Di Charles Louis de Secondat, Barone di Montesquieu
Ho scritto, duecentocinquanta anni fa, che “nella maggior parte del regni d’Europa il governo è moderato perché chi detiene i primi due poteri lascia ai suoi sudditi l’esercizio del terzo”.
Chiaramente, il primo ed il secondo potere erano, rispettivamente, quello di fare le leggi e quello di dargli esecuzione, il terzo – quello che va, necessariamente, lasciato ai sudditi – è quello di risolvere le controversie.
È il potere giudiziario.
Ho fondato tutto il mio ragionamento, e la mia fortuna devo ammettere, sull’idea che i poteri pubblici dovessero essere separati e che ciò rappresentava l’unico modo per godere di un autentico “stato di diritto”. Meglio, uno Stato del diritto, nel quale è la legge – e solo la legge – a stabilire cosa è consentito e cosa non lo è.
Ci sto pensando tanto in questi giorni, quando si discute compulsivamente di riformare la giustizia, di conciliare diritti, di rivedere le regole che disciplinano il CSM, l’organo di autogoverno.
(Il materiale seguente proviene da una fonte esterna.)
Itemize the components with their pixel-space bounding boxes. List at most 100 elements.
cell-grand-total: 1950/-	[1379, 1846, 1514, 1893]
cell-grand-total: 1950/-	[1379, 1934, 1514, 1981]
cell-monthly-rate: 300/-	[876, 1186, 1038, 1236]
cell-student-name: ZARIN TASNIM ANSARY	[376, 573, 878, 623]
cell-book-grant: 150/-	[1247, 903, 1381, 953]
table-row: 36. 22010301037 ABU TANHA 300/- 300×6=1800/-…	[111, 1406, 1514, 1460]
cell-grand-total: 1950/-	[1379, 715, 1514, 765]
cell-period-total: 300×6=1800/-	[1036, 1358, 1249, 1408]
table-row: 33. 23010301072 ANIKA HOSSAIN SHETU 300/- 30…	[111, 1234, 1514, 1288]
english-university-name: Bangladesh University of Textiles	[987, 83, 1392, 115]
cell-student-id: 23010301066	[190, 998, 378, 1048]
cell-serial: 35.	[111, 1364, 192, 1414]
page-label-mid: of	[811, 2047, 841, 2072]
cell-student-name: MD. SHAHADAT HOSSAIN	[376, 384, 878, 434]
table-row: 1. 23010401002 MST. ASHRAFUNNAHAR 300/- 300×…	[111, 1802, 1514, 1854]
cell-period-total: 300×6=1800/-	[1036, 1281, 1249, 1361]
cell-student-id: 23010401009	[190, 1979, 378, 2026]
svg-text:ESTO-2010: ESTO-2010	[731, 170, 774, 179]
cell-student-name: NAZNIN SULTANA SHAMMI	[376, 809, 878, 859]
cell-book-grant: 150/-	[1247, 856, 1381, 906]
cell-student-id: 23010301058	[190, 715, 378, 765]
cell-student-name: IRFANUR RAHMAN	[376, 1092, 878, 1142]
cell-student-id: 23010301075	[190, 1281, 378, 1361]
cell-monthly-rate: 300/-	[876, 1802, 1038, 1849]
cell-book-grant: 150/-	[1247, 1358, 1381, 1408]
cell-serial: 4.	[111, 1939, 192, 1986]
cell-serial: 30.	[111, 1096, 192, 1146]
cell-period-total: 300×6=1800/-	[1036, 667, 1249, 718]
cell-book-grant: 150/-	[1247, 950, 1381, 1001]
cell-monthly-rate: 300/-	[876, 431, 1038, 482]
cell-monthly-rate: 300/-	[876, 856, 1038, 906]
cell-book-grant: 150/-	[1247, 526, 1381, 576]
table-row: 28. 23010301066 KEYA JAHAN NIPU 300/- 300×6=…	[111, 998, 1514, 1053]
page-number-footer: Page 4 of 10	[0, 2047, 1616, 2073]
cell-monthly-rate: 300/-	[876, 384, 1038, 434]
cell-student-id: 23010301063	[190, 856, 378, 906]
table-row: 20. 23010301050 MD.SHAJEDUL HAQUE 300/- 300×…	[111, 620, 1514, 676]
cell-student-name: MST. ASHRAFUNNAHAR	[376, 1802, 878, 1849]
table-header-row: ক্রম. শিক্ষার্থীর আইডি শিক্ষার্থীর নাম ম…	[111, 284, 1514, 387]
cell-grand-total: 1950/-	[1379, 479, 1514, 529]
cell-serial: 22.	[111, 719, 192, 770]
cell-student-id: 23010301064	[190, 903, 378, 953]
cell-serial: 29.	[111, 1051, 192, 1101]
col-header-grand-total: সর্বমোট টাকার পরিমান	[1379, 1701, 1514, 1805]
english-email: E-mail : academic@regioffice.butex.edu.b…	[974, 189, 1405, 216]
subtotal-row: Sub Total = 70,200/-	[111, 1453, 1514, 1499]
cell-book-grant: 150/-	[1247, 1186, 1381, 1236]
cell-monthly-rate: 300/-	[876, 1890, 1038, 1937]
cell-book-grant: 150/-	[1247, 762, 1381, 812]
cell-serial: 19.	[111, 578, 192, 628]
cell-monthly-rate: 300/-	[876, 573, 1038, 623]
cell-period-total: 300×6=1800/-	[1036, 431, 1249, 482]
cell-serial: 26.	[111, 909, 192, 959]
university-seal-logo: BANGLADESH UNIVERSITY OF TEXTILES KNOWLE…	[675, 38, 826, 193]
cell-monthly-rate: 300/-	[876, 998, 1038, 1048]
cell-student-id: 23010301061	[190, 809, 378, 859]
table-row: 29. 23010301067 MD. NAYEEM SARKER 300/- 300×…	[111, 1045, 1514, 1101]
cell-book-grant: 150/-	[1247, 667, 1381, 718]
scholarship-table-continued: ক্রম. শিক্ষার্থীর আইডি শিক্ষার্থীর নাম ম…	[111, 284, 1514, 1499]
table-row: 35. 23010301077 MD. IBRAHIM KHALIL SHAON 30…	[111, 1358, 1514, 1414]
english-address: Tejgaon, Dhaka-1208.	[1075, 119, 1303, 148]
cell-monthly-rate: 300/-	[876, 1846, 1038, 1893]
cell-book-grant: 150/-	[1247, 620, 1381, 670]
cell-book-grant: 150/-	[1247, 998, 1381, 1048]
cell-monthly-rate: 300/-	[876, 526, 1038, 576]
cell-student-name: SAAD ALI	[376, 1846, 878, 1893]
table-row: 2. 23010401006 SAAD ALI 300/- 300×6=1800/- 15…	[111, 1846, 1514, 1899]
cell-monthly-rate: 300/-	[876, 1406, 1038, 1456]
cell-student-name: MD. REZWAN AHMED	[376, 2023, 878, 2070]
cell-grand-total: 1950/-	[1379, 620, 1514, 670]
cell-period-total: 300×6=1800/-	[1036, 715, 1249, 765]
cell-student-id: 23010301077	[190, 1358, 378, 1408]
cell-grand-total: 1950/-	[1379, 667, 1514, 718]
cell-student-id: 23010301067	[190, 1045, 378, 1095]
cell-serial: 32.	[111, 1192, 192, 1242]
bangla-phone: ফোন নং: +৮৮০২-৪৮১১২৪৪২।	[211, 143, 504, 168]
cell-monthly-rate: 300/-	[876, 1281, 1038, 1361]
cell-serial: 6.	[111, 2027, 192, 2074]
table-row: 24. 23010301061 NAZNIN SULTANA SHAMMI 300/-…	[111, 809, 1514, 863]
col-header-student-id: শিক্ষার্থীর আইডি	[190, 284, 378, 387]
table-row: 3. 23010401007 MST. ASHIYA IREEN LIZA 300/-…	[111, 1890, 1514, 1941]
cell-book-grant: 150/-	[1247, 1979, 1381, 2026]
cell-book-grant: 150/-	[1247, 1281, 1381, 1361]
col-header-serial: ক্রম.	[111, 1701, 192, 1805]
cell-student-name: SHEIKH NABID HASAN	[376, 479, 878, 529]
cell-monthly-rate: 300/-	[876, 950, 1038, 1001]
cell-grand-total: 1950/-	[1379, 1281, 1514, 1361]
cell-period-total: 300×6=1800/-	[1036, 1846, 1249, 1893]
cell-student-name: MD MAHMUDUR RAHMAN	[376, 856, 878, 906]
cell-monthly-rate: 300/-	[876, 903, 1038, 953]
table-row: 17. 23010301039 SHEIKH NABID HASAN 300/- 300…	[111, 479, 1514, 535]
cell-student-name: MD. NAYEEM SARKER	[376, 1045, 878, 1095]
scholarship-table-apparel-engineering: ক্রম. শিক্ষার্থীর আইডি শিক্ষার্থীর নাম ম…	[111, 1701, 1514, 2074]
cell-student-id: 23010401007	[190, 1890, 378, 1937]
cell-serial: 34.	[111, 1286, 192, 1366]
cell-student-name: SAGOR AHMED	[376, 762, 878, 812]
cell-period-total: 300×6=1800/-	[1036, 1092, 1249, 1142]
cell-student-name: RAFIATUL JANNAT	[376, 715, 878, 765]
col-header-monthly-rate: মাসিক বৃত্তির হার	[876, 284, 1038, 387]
La ministra Cartabia, che mi ha studiato bene e approfonditamente, ha inteso superare – e di questo le sono grato – la giustizialista e liberticida riforma Bonafede.
Scritta da lui ma pensata dai suoi accoliti, Davigo in testa, secondo il quale non ci sono innocenti ma solo colpevoli fortunati.
Non serve a molto snocciolare dati e statistiche: veniamo puniti per i tempi, biblici, della giustizia; ho impiegato quindici anni per scrivere il mio capolavoro – Lo spirito delle leggi –, ce ne mette qualcuno meno ma sicuramente troppi la giustizia italiana per arrivare a sentenza definitiva; siamo stati puniti per ingiusta detenzione: siamo il Paese nel quale vi è il maggior numero di carcerati non condannati in via definitiva; siamo stati puniti per il sovraffollamento delle nostre carceri.
Vedete, paradossalmente la condizione del reo, volendo parlare tecnicamente, è la prima e principale cartina di tornasole per rappresentare il grado di civiltà di un Paese.
E allora, qual è il vero spirito della giustizia? La Costituzione ce lo dice chiaramente: il condannato va rieducato, non punito.
E va tutelato, da sé stesso e dagli altri.
Oggi va tutelato, in primo luogo, dal processo mediatico che dietro lo insegue; va tutelato dalle fughe di notizie, dalle intercettazioni raccontate a mezzo stampa e dagli audio bellamente trasmessi in ogni programma che si occupi della materia.
Una volta questi si sarebbero chiamati “diritti della difesa”. Oggi prevale il “metti il mostro in prima pagina”.
Duecentocinquanta anni fa, vi avvisavo su un punto: se è vero che, sostenevo, i Paesi non moderati erano, per natura, quelli extraeuropei – dispotici e antidemocratici –, è vero anche che l’Europa non può dirsi immune da certe regressioni, da certi indietreggiamenti.
Ciò che sta accadendo in Polonia ed in Ungheria deve farci ragionare.
Se amiamo la democrazia, dobbiamo prendercene cura. E, per farlo, dobbiamo assicurarci che sopra tutto vi sia la legge che, non essendo di nessuno, è di tutti.